Tuesday, 19 February 2019

Management Fees (Local Property Tax) Relief Bill 2018: Second Stage [Private Members]

 

9:50 pm

Photo of Danny Healy-RaeDanny Healy-Rae (Kerry, Independent) | Oireachtas source

They are getting away with it so far.

We have a problem in rural villages and towns where business people and those who pay commercial rates and property tax have to fight hard to keep even the street lights lit or the streets swept. More often than not it is very hard to get the local authorities to attend to some of these villages. They are doing their best with the limited resources they have. People are angry in rural areas because they have to pay this and that charge, their property tax, their insurance premia and all their other expenses but what are they getting in return for that? They are being told now that they cannot drink a pint or eat a bit of meat. They are still driving over the same little bridges and small roads that were built 200 years ago. Some 800 applications have been submitted for local improvement schemes in our county. I do not know when we will get funding for the 800th one but it will be a long way down the road.

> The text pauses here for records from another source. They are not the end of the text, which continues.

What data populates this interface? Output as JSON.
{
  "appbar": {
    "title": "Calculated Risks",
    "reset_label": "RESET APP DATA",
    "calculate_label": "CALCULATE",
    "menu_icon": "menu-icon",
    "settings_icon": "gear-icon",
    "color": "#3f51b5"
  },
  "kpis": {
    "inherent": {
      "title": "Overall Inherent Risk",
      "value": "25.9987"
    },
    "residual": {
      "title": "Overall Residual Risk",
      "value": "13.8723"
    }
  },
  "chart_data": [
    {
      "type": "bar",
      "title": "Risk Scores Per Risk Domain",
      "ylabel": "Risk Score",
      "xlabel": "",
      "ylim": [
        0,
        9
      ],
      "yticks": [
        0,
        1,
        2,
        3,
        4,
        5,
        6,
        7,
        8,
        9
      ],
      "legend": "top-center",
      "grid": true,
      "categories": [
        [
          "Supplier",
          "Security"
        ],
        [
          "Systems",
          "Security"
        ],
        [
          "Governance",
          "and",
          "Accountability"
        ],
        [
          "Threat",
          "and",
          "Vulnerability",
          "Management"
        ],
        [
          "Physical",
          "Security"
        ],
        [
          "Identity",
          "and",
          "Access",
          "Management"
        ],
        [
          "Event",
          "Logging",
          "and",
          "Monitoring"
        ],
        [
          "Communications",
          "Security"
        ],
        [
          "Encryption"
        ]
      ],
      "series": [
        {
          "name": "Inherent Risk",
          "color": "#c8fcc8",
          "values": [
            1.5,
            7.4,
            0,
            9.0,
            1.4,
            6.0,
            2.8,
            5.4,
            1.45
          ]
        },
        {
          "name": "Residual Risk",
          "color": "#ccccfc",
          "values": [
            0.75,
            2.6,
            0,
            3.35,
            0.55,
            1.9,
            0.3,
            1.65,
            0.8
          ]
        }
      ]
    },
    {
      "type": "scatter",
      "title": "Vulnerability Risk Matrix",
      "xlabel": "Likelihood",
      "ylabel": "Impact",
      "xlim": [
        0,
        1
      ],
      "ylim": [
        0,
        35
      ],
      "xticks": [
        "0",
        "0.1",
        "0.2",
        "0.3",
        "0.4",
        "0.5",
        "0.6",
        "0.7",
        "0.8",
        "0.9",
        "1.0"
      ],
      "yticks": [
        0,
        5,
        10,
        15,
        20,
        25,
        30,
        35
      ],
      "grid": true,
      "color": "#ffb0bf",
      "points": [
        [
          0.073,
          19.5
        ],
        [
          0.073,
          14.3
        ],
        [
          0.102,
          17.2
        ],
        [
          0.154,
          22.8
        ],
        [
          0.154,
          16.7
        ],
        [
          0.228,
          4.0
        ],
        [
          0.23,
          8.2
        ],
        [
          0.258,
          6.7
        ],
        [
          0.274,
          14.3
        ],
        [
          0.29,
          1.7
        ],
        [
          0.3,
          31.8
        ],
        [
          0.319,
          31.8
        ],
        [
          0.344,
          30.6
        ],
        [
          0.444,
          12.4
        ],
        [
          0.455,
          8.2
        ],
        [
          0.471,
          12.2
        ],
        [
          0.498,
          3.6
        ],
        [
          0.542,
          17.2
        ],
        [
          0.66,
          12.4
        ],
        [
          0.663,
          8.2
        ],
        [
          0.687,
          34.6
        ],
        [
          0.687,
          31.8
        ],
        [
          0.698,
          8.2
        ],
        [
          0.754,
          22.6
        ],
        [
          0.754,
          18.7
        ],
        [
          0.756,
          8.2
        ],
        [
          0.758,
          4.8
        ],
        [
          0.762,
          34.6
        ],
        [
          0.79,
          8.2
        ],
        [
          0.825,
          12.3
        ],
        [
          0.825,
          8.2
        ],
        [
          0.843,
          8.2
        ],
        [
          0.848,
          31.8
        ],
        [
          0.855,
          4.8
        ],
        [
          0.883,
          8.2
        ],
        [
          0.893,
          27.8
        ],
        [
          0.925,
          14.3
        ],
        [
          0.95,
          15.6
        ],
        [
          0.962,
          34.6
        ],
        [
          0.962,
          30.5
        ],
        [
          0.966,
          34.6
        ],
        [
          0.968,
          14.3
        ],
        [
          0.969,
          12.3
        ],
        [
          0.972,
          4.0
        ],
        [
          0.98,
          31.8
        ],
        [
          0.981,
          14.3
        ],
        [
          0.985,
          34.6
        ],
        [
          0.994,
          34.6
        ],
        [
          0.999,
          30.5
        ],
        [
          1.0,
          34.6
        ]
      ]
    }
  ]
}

We cannot build a hospital for the children of the country or houses for the people. People did not have anything in the 1800s but a railway was built from Killorglin to Caherciveen in two years. That is the truth of it. They have every kind of a system now, every type of machine, every technology for drawings, other types of equipment for taking deliveries and all the modern gear. Traffic was held up on the M50 for six months because no one could give those doing the work a plan. The middle of the road was taken over and the traffic was slowed down. No blame attaches to the company that was doing the job, as it was waiting for six months for someone to land with a piece of paper setting out what those in charge wanted it was to do. Lorries were drawing waste soil from the new children's hospital as the big hole was been dug out on the site. Only two loads of waste material a day could be brought by some of those involved in the project to the facility in Monasterevin, and that facility was limited to taking in 100 loads a day because Kildare County Council would not let it take any more than that. If Members are wondering where the money has gone, it has been spent on things like that. Another 100 loads of waste material was being brought to a facility in Longford. That happened because some environmentalist said the material could not be levelled out in some hole that could have been found and surely there was hole in this county to which that waste material could have been brought.

A wind farm project was being developed in Kilgarvan but all the waste soil from that site had to be brought to an infill site in Killarney and some of it had to be brought to Kenmare. What is the cost involved in that?